The Best Optical Engineer at Oculus
Luckey: When I started Oculus, I thought I was really good at everything. And I was — but I was only the best at a lot of things because I had been negligent in my hiring process. For a while I was the best optical engineer in the company by far.
I realized at some point that was not something to be proud of. That was a failure. I had failed my company. I'd failed my investors by making myself a critical dependency for any of our products. The reality is — I'm actually not a very good optical engineer. I was just the best one in Oculus.
Being the best optical engineer at Oculus was not something to be proud of. It was a failure in hiring.
Make Yourself Obsolete
Luckey: Everyone wants to make themselves obsolete at the things they hate doing. People love to hire the person who handles talking to the press, managing their schedule. But nobody likes to hire the guy who's going to do the thing you like doing.
I was basically playing house. Sitting around doing things that way better people could be doing faster, more effectively. At Anduril I came in from the beginning and said — I am useless. You all need to be way better than me or we're going to be screwed.

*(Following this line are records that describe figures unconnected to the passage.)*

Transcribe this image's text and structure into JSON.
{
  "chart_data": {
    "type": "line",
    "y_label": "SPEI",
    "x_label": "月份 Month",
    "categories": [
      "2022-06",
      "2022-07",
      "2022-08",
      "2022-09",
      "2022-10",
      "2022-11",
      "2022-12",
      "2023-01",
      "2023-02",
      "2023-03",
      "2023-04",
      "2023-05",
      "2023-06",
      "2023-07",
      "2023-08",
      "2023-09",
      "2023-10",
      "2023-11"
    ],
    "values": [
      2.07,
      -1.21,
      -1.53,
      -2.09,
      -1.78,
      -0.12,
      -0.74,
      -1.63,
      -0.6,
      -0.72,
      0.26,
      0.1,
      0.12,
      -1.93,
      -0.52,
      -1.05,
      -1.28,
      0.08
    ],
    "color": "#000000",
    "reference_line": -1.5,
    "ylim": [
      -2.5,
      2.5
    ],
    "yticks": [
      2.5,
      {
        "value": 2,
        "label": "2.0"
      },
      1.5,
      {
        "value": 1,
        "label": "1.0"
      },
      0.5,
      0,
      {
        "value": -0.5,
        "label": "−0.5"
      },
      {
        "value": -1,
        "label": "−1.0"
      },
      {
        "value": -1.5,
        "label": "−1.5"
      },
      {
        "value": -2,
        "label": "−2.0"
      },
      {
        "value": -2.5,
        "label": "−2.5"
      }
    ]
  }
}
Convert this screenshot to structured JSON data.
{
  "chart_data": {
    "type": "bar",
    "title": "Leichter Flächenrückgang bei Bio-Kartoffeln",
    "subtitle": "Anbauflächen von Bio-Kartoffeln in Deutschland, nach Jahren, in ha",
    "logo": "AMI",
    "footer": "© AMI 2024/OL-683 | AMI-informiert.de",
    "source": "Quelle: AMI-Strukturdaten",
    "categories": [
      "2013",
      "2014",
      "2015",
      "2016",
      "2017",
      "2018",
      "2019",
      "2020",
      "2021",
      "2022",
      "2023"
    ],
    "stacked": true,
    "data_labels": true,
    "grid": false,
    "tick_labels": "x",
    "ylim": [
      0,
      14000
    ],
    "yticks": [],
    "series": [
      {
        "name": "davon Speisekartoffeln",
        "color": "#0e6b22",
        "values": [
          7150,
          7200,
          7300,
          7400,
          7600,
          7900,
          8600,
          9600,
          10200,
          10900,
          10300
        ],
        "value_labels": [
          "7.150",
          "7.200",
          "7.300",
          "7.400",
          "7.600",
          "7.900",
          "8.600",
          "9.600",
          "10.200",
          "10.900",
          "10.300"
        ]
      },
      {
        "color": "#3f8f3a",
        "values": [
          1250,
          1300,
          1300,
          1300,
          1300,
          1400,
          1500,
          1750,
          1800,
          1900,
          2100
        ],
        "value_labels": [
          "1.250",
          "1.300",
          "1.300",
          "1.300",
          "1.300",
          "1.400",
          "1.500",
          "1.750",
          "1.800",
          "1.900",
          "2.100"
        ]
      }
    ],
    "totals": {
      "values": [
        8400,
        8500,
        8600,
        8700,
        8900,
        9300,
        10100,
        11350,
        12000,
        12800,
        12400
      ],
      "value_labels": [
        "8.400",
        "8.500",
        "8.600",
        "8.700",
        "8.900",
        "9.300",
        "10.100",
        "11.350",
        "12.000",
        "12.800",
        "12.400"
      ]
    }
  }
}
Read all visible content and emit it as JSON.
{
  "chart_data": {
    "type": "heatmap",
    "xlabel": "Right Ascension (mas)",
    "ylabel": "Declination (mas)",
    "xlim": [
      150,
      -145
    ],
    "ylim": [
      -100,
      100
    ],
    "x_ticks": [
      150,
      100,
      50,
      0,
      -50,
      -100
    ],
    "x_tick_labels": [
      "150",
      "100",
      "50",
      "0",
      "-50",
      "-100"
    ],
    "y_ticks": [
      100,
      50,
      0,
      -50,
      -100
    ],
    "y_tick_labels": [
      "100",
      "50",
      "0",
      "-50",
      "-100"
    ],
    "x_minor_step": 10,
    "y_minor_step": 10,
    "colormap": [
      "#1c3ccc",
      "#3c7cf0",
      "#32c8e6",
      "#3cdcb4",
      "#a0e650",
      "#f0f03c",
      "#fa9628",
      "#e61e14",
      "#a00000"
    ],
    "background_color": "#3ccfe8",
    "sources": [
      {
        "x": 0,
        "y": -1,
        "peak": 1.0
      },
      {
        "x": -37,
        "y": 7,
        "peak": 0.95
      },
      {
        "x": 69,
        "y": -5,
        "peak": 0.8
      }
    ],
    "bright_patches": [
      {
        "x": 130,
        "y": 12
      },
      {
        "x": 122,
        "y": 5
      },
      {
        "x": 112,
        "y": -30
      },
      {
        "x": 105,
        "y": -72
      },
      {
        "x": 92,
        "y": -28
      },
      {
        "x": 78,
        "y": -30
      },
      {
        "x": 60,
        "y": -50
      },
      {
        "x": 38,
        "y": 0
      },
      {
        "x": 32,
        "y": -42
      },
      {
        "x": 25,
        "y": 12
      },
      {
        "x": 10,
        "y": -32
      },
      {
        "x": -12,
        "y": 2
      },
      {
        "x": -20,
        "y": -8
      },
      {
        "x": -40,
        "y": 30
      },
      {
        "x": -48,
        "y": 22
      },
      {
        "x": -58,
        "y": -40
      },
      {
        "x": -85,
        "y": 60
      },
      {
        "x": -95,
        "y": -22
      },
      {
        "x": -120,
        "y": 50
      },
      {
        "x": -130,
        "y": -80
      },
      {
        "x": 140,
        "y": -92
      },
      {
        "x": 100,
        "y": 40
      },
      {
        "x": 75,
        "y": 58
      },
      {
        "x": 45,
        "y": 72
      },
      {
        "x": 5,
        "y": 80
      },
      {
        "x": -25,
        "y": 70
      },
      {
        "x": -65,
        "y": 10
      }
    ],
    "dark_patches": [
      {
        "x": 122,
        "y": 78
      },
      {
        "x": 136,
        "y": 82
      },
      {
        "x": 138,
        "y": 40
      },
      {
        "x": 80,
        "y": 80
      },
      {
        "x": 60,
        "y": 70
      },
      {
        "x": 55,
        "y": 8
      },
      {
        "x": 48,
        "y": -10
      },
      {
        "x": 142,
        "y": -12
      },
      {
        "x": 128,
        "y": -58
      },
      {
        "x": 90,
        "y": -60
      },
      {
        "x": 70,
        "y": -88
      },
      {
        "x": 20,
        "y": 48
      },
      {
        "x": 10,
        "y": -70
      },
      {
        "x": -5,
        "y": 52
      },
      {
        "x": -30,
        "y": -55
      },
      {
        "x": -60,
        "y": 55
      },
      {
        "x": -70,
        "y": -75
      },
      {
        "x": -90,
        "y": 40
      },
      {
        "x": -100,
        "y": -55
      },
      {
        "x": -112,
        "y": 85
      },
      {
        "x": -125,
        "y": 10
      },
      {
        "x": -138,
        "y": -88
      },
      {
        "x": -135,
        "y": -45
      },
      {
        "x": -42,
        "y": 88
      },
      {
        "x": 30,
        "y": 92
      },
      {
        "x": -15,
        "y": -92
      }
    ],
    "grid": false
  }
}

I was playing house. At Anduril I said from day one — I am useless. You all need to be better than me.
Don't Start a Company If You Love Programming
Luckey: I tell young people this all the time. You love programming, so you want to start a software company? No you don't. Go work for somebody else who will pay you to be a programmer.
Because starting a company means making brutal hiring and firing decisions around people's performance. Dealing with government compliance. Marketing. None of that has anything to do with programming. Your job as a founder is not to do things — it's to get them done in the best way possible.
If you love programming, go work for someone else. Starting a company has nothing to do with programming.